8. Centrifuge at 300g for 10 minutes. Discard supernatant.

9. Resuspend PMNs in cell media (RPMI).

10. The PMNs are now ready for use.

Hi I like Dr Kasper response. My experience with Percoll and neutrophils is not very good, it activates them. So if you are going to perform the separation keep in mind that you should use EDTA 0.5 mM and 0.5 % gelatin in PBS so they will not agregate. Good luck

Hi Michael

You will get better results with Percoll instead of Ficoll. Percoll must be without cristals, since these would be phagocytosed like Ficoll.
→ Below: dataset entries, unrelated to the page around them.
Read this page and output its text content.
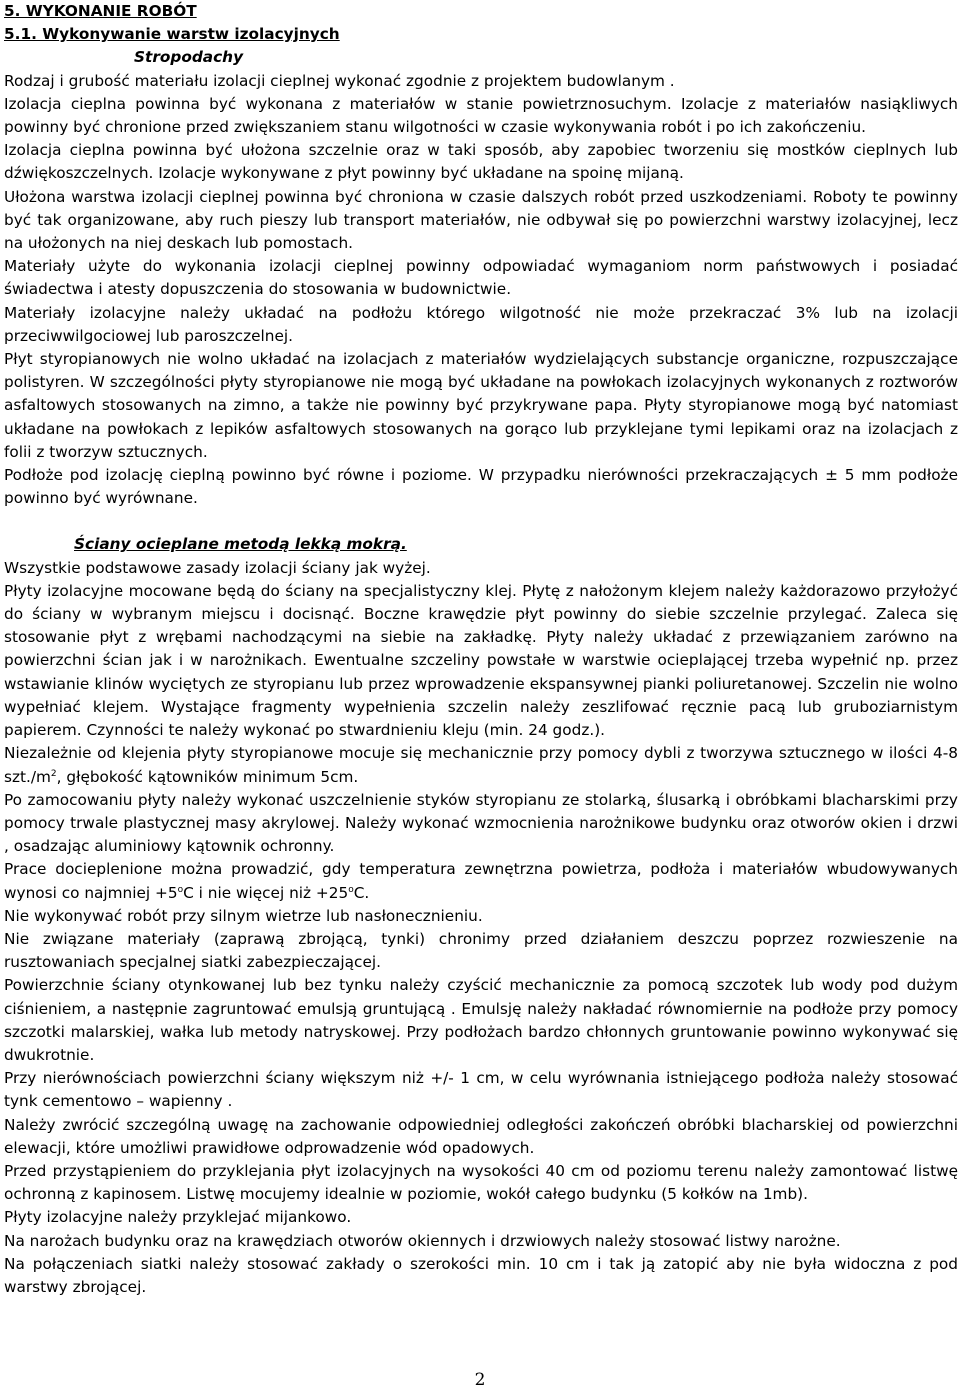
5. WYKONANIE ROBÓT
5.1. Wykonywanie warstw izolacyjnych
Stropodachy

Rodzaj i grubość materiału izolacji cieplnej wykonać zgodnie z projektem budowlanym .

Izolacja cieplna powinna być wykonana z materiałów w stanie powietrznosuchym. Izolacje z materiałów nasiąkliwych powinny być chronione przed zwiększaniem stanu wilgotności w czasie wykonywania robót i po ich zakończeniu.

Izolacja cieplna powinna być ułożona szczelnie oraz w taki sposób, aby zapobiec tworzeniu się mostków cieplnych lub dźwiękoszczelnych. Izolacje wykonywane z płyt powinny być układane na spoinę mijaną.

Ułożona warstwa izolacji cieplnej powinna być chroniona w czasie dalszych robót przed uszkodzeniami. Roboty te powinny być tak organizowane, aby ruch pieszy lub transport materiałów, nie odbywał się po powierzchni warstwy izolacyjnej, lecz na ułożonych na niej deskach lub pomostach.

Materiały użyte do wykonania izolacji cieplnej powinny odpowiadać wymaganiom norm państwowych i posiadać świadectwa i atesty dopuszczenia do stosowania w budownictwie.

Materiały izolacyjne należy układać na podłożu którego wilgotność nie może przekraczać 3% lub na izolacji przeciwwilgociowej lub paroszczelnej.

Płyt styropianowych nie wolno układać na izolacjach z materiałów wydzielających substancje organiczne, rozpuszczające polistyren. W szczególności płyty styropianowe nie mogą być układane na powłokach izolacyjnych wykonanych z roztworów asfaltowych stosowanych na zimno, a także nie powinny być przykrywane papa. Płyty styropianowe mogą być natomiast układane na powłokach z lepików asfaltowych stosowanych na gorąco lub przyklejane tymi lepikami oraz na izolacjach z folii z tworzyw sztucznych.

Podłoże pod izolację cieplną powinno być równe i poziome. W przypadku nierówności przekraczających ± 5 mm podłoże powinno być wyrównane.

Ściany ocieplane metodą lekką mokrą.

Wszystkie podstawowe zasady izolacji ściany jak wyżej.

Płyty izolacyjne mocowane będą do ściany na specjalistyczny klej. Płytę z nałożonym klejem należy każdorazowo przyłożyć do ściany w wybranym miejscu i docisnąć. Boczne krawędzie płyt powinny do siebie szczelnie przylegać. Zaleca się stosowanie płyt z wrębami nachodzącymi na siebie na zakładkę. Płyty należy układać z przewiązaniem zarówno na powierzchni ścian jak i w narożnikach. Ewentualne szczeliny powstałe w warstwie ocieplającej trzeba wypełnić np. przez wstawianie klinów wyciętych ze styropianu lub przez wprowadzenie ekspansywnej pianki poliuretanowej. Szczelin nie wolno wypełniać klejem. Wystające fragmenty wypełnienia szczelin należy zeszlifować ręcznie pacą lub gruboziarnistym papierem. Czynności te należy wykonać po stwardnieniu kleju (min. 24 godz.).

Niezależnie od klejenia płyty styropianowe mocuje się mechanicznie przy pomocy dybli z tworzywa sztucznego w ilości 4-8 $szt./m^2$, głębokość kątowników minimum 5cm.

Po zamocowaniu płyty należy wykonać uszczelnienie styków styropianu ze stolarką, ślusarką i obróbkami blacharskimi przy pomocy trwale plastycznej masy akrylowej. Należy wykonać wzmocnienia narożnikowe budynku oraz otworów okien i drzwi , osadzając aluminiowy kątownik ochronny.

Prace docieplenione można prowadzić, gdy temperatura zewnętrzna powietrza, podłoża i materiałów wbudowywanych wynosi co najmniej $+5^oC$ i nie więcej niż $+25^oC$.

Nie wykonywać robót przy silnym wietrze lub nasłonecznieniu.

Nie związane materiały (zaprawą zbrojącą, tynki) chronimy przed działaniem deszczu poprzez rozwieszenie na rusztowaniach specjalnej siatki zabezpieczającej.

Powierzchnie ściany otynkowanej lub bez tynku należy czyścić mechanicznie za pomocą szczotek lub wody pod dużym ciśnieniem, a następnie zagruntować emulsją gruntującą . Emulsję należy nakładać równomiernie na podłoże przy pomocy szczotki malarskiej, wałka lub metody natryskowej. Przy podłożach bardzo chłonnych gruntowanie powinno wykonywać się dwukrotnie.

Przy nierównościach powierzchni ściany większym niż +/- 1 cm, w celu wyrównania istniejącego podłoża należy stosować tynk cementowo – wapienny .

Należy zwrócić szczególną uwagę na zachowanie odpowiedniej odległości zakończeń obróbki blacharskiej od powierzchni elewacji, które umożliwi prawidłowe odprowadzenie wód opadowych.

Przed przystąpieniem do przyklejania płyt izolacyjnych na wysokości 40 cm od poziomu terenu należy zamontować listwę ochronną z kapinosem. Listwę mocujemy idealnie w poziomie, wokół całego budynku (5 kołków na 1mb).

Płyty izolacyjne należy przyklejać mijankowo.

Na narożach budynku oraz na krawędziach otworów okiennych i drzwiowych należy stosować listwy narożne.

Na połączeniach siatki należy stosować zakłady o szerokości min. 10 cm i tak ją zatopić aby nie była widoczna z pod warstwy zbrojącej.

2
See: Alstaedt J., Kirchner H. and Rink L. (1996): Cytokine production of neutrophils is limited to IL-8; Immunology., 89:563-568

Depending on the purity you can reduce the protocoll to one step Percoll. It is favourable to use HAES instead of Dextran.

Best regards

Lothar

Has anybody used the Miltenyi kit for magnetic-bead separation for bone marrow neutrophils? (similar to the StemCell kit). Any insight regarding if these kits elicit some activation? I wanted to try using the Histopaque-1119 and -1077 method described in JoVE (http://www.jove.com/video/50586/isolation-purification-labeling-mouse-bone-marrow-neutrophils-for), but they are out of stock until the end of this month. Thanks everybody in advance!

Have you got a good protocol?

I may suggest that after collecting the upper layer from dextran sedimentation step, mix the layer with 2-3 times volume of HBSS (1X) to dilute the concentration of dextran before centrifugation.

I am using a density gradient commercially available and it's working fine but you select all PMN cells present in the blood and at the same time you do not loose the MN fraction. It is working fine (80% pure) but more the blood, better the separation; I use 20 ml  

http://www.axis-shield-density-gradient-media.com/Pmpp.pdf

The method suggested by Christina Barja-Fidalgo it's more accurate but the principle is the same,    isn't it ????